In a 5-4 split decision, the Court answered the question in the negative.

Antonio Jackson had filed a discrimination action against his employer. The employer moved to dismiss the complaint and compel arbitration, arguing that Mr. Jackson, in pre-employment documents, had agreed to arbitrate all “past, present or future” disputes arising out of Jackson’s employment with Rent-A-Center, including “claims for discrimination” and “claims for violation of any federal… law.”

Jackson opposed the motion on the ground that “the arbitration agreement in question is clearly unenforceable in that it is unconscionable” under Nevada law. Rent-A-Center responded that because Jackson had agreed to let the arbitrator make that decision, in a clause referred to as a “delegation provision,” the District Court was not authorized to make the decision.

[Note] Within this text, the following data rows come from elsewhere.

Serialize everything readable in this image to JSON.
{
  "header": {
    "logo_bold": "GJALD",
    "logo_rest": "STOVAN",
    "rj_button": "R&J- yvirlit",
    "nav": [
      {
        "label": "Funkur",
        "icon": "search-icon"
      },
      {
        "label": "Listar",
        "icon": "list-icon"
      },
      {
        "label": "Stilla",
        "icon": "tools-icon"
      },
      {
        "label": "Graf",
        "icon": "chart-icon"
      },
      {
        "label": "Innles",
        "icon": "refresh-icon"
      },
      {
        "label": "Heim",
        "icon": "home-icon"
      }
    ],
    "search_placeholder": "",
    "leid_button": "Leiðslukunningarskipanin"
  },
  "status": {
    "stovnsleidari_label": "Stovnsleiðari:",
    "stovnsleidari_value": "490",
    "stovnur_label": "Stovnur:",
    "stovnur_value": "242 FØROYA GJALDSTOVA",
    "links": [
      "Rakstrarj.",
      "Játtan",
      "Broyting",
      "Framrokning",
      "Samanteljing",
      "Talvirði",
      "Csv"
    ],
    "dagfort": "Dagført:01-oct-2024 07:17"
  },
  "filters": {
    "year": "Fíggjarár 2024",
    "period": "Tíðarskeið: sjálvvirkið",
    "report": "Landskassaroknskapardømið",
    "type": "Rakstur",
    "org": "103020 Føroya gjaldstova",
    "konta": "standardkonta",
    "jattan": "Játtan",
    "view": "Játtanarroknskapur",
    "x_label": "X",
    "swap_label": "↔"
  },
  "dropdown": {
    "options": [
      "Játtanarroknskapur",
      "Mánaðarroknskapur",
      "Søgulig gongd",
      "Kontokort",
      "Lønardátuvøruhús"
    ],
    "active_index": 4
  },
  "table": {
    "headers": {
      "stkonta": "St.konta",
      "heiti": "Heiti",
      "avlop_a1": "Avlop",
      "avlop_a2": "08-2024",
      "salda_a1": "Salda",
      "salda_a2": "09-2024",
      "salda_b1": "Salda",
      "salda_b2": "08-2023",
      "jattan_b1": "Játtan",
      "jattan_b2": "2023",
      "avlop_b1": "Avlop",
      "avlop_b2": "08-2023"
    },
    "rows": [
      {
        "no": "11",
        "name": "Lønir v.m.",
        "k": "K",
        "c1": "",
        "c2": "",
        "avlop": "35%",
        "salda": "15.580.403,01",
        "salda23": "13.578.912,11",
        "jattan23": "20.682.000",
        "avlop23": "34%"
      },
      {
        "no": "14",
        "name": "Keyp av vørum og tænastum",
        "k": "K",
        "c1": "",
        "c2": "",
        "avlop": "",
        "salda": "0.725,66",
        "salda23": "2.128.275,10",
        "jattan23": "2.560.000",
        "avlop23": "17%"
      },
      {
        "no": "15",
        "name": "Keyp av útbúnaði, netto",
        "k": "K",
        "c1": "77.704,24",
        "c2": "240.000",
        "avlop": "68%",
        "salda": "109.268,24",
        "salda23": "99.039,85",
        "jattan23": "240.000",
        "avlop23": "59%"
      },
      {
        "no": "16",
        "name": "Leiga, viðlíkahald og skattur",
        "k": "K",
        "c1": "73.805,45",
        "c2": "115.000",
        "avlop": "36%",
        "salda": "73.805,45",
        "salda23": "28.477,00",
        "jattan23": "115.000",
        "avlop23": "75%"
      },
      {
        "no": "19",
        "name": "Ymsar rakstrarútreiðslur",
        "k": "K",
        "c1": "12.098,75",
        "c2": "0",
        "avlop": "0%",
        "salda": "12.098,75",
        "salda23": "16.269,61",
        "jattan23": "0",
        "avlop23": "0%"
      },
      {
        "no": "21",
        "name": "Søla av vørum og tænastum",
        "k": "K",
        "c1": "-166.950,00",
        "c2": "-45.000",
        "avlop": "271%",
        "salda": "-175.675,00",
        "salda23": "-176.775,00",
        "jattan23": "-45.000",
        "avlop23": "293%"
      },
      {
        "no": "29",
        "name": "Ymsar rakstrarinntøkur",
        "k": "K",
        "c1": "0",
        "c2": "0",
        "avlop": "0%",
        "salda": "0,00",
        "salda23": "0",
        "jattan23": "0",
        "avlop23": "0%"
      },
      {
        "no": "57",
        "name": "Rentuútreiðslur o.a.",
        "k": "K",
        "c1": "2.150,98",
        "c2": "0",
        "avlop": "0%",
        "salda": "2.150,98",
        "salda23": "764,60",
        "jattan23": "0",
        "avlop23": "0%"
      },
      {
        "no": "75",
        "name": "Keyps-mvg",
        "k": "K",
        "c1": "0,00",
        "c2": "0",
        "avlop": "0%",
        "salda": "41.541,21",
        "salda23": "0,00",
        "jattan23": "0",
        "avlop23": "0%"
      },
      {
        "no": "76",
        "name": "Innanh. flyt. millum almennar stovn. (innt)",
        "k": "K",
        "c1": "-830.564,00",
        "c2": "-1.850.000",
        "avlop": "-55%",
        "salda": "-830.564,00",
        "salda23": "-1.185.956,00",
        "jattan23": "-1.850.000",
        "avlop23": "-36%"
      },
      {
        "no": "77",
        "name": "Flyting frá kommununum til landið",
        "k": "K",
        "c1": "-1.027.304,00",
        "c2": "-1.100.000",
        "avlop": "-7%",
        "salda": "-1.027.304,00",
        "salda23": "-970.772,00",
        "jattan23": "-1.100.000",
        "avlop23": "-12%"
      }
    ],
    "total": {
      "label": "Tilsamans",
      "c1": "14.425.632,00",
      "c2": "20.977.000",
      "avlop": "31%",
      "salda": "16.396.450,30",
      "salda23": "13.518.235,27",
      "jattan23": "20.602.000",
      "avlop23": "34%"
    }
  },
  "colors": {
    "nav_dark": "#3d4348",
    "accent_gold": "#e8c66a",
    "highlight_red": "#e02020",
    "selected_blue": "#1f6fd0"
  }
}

The provision reads as follows:

“[t]he Arbitrator, and not any federal, state, or local court or agency, shall have exclusive authority to resolve any dispute relating to the interpretation, applicability, enforceability or formation of this Agreement including, but not limited to any claim that all or any part of this Agreement is void or voidable.”

The District Court agreed with the employer. That decision was appealed to the Court of Appeal for the Ninth Circuit, which ruled in favor of Jackson. In turn, the employer petitioned the U.S. Supreme Court to accept the case on certiorari, which it did.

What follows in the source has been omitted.